Regular and Effective Communication

Consistent, thoughtful communication enables couples to gain clarity, voice needs, solve problems, and feel connected. Make communication a habit by:

Regularly share your feelings, thoughts, and experiences, ensuring that silence doesn’t create distance between you.

Discussing disagreements calmly without blaming or name-calling. Use “I feel…” sentences to express needs.

Being attentive listeners when your spouse is talking. Don’t just wait for your turn to talk.

Compromising to find solutions to issues that satisfy both partners. Avoid win-lose scenarios.

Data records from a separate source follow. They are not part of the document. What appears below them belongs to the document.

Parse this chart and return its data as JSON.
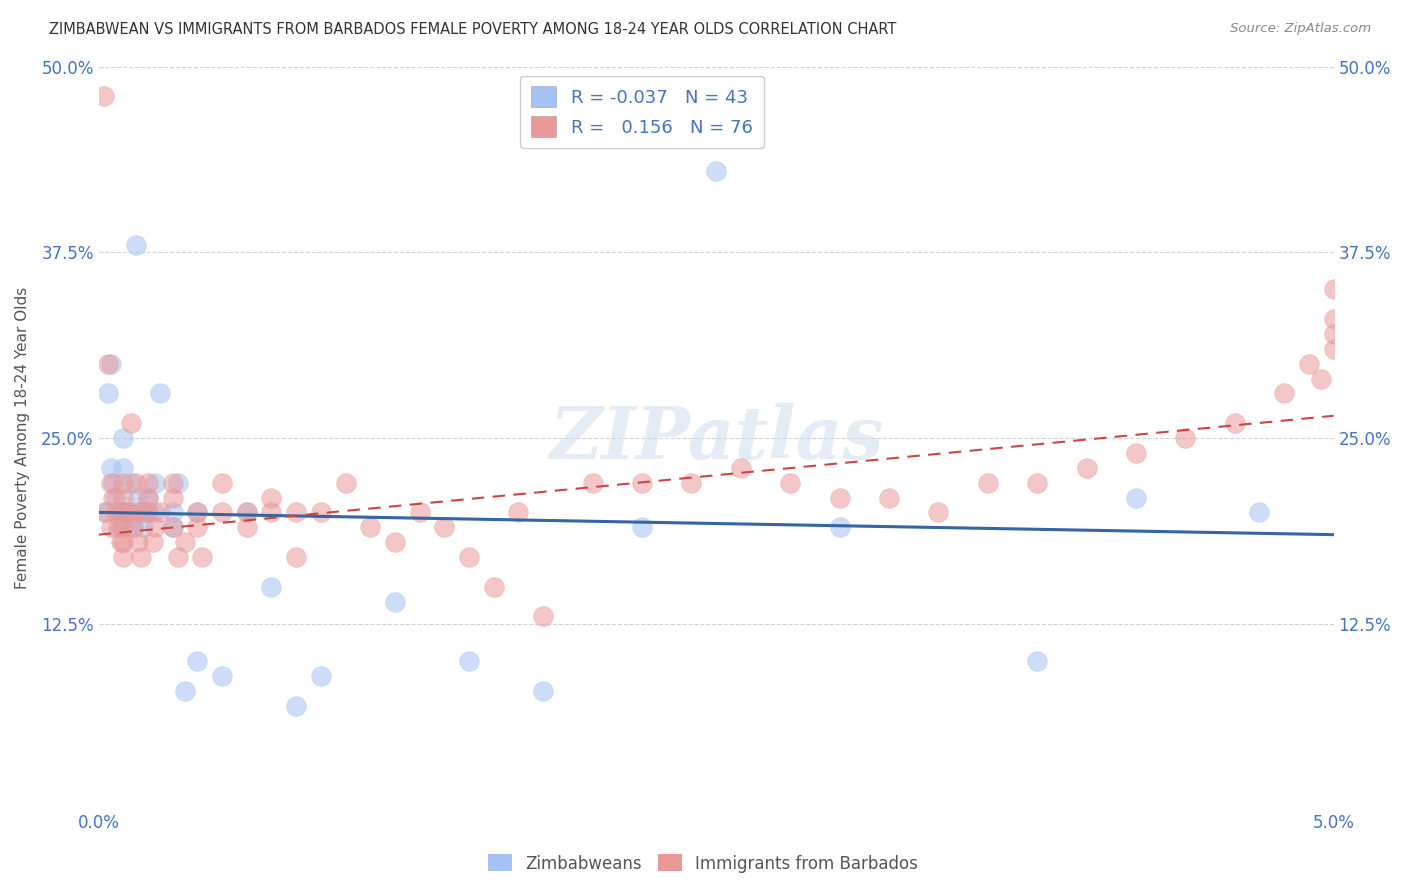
{
  "title": "ZIMBABWEAN VS IMMIGRANTS FROM BARBADOS FEMALE POVERTY AMONG 18-24 YEAR OLDS CORRELATION CHART",
  "source": "Source: ZipAtlas.com",
  "ylabel": "Female Poverty Among 18-24 Year Olds",
  "blue_label": "Zimbabweans",
  "pink_label": "Immigrants from Barbados",
  "blue_R": -0.037,
  "blue_N": 43,
  "pink_R": 0.156,
  "pink_N": 76,
  "xlim": [
    0.0,
    0.05
  ],
  "ylim": [
    0.0,
    0.5
  ],
  "blue_color": "#a4c2f4",
  "pink_color": "#ea9999",
  "blue_line_color": "#3465a4",
  "pink_line_color": "#cc4444",
  "watermark": "ZIPatlas",
  "blue_x": [
    0.0002,
    0.0004,
    0.0005,
    0.0005,
    0.0006,
    0.0007,
    0.0008,
    0.0009,
    0.001,
    0.001,
    0.001,
    0.0012,
    0.0013,
    0.0014,
    0.0015,
    0.0016,
    0.0017,
    0.0018,
    0.002,
    0.002,
    0.0022,
    0.0023,
    0.0025,
    0.003,
    0.003,
    0.0032,
    0.0035,
    0.004,
    0.004,
    0.005,
    0.006,
    0.007,
    0.008,
    0.009,
    0.012,
    0.015,
    0.018,
    0.022,
    0.025,
    0.03,
    0.038,
    0.042,
    0.047
  ],
  "blue_y": [
    0.2,
    0.28,
    0.23,
    0.3,
    0.22,
    0.21,
    0.2,
    0.19,
    0.2,
    0.23,
    0.25,
    0.2,
    0.22,
    0.19,
    0.38,
    0.21,
    0.2,
    0.19,
    0.2,
    0.21,
    0.2,
    0.22,
    0.28,
    0.2,
    0.19,
    0.22,
    0.08,
    0.2,
    0.1,
    0.09,
    0.2,
    0.15,
    0.07,
    0.09,
    0.14,
    0.1,
    0.08,
    0.19,
    0.43,
    0.19,
    0.1,
    0.21,
    0.2
  ],
  "pink_x": [
    0.0002,
    0.0003,
    0.0004,
    0.0005,
    0.0005,
    0.0006,
    0.0007,
    0.0008,
    0.0009,
    0.001,
    0.001,
    0.001,
    0.001,
    0.001,
    0.001,
    0.0012,
    0.0013,
    0.0014,
    0.0015,
    0.0015,
    0.0016,
    0.0017,
    0.0018,
    0.002,
    0.002,
    0.002,
    0.0022,
    0.0023,
    0.0025,
    0.003,
    0.003,
    0.003,
    0.0032,
    0.0035,
    0.004,
    0.004,
    0.0042,
    0.005,
    0.005,
    0.006,
    0.006,
    0.007,
    0.007,
    0.008,
    0.008,
    0.009,
    0.01,
    0.011,
    0.012,
    0.013,
    0.014,
    0.015,
    0.016,
    0.017,
    0.018,
    0.02,
    0.022,
    0.024,
    0.026,
    0.028,
    0.03,
    0.032,
    0.034,
    0.036,
    0.038,
    0.04,
    0.042,
    0.044,
    0.046,
    0.048,
    0.049,
    0.0495,
    0.05,
    0.05,
    0.05,
    0.05
  ],
  "pink_y": [
    0.48,
    0.2,
    0.3,
    0.22,
    0.19,
    0.21,
    0.2,
    0.19,
    0.18,
    0.2,
    0.21,
    0.22,
    0.19,
    0.18,
    0.17,
    0.2,
    0.26,
    0.19,
    0.2,
    0.22,
    0.18,
    0.17,
    0.2,
    0.21,
    0.22,
    0.2,
    0.18,
    0.19,
    0.2,
    0.21,
    0.22,
    0.19,
    0.17,
    0.18,
    0.19,
    0.2,
    0.17,
    0.2,
    0.22,
    0.19,
    0.2,
    0.21,
    0.2,
    0.17,
    0.2,
    0.2,
    0.22,
    0.19,
    0.18,
    0.2,
    0.19,
    0.17,
    0.15,
    0.2,
    0.13,
    0.22,
    0.22,
    0.22,
    0.23,
    0.22,
    0.21,
    0.21,
    0.2,
    0.22,
    0.22,
    0.23,
    0.24,
    0.25,
    0.26,
    0.28,
    0.3,
    0.29,
    0.31,
    0.32,
    0.33,
    0.35
  ]
}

Speaking positively about your partner to others. No gossiping or mocking them even jokingly.

Expressing appreciation for your partner’s efforts and qualities. Vocalize gratitude.

Spending Quality Time Together

Between work, family, and other commitments, it’s vital for couples to prioritize one-on-one couple time. Make this a regular habit by:

  • Scheduling date nights, even simple ones like cooking in or going for a walk. Romance should never completely fade.
  • Turn off devices to ensure fully attentive and quality time together, as quality is more important than quantity.
  • Taking weekend getaways or vacations together when possible. New experiences renew bonds.
  • Having in-depth conversations without distractions or multitasking. Truly connect.
  • Cuddling up together at the end of each day to chat. Prioritize intimacy.

How to Manage Expectations in a Marriage?

Avoid Unhealthy Comparisons

Be mindful not to compare your relationship to unrealistic standards set by others, social media, or past relationships. Instead of comparing, concentrate on the unique aspects of your own relationship.

Don’t critique or judge your sex life by comparing it to an imagined “ideal.” Openly communicate your needs and desires instead.

Avoid criticizing your spouse by making comparisons with an ex-partner. This breeds resentment. Keep thoughts about exes completely out of your marriage.

Avoid believing that other couples are perfect based on their social media, which often shows a curated version of reality. Make your own happiness a priority.

Recognize Unrealistic vs. Realistic Expectations

  • Let go of the fairytale notion that marriage will be perfect and problem-free. Challenges and hard work are par for the course.
  • Accept that physical intimacy will ebb and flow over the years. Don’t panic or take it personally during natural lulls. Continue communicating openly.
  • Realize that your partner cannot meet every emotional, social, and self-esteem need you have. Rely on other meaningful relationships too. Don’t place unrealistic expectations on your spouse alone.

Make Compromises

Identify your top priorities and let minor annoyances go quickly. Don’t sweat the small stuff or keep score.

Take turns choosing activities so you both get to do things you enjoy. Equality and balance matter.

In disagreements, work together to find solutions that both of you can accept. Perfect agreement isn’t realistic.

Be prepared to discuss and find a middle ground on matters such as chores, finances, and family time. Marriage involves give and take.

Never threaten divorce lightly or during normal marital struggles. Seek counseling first if needed.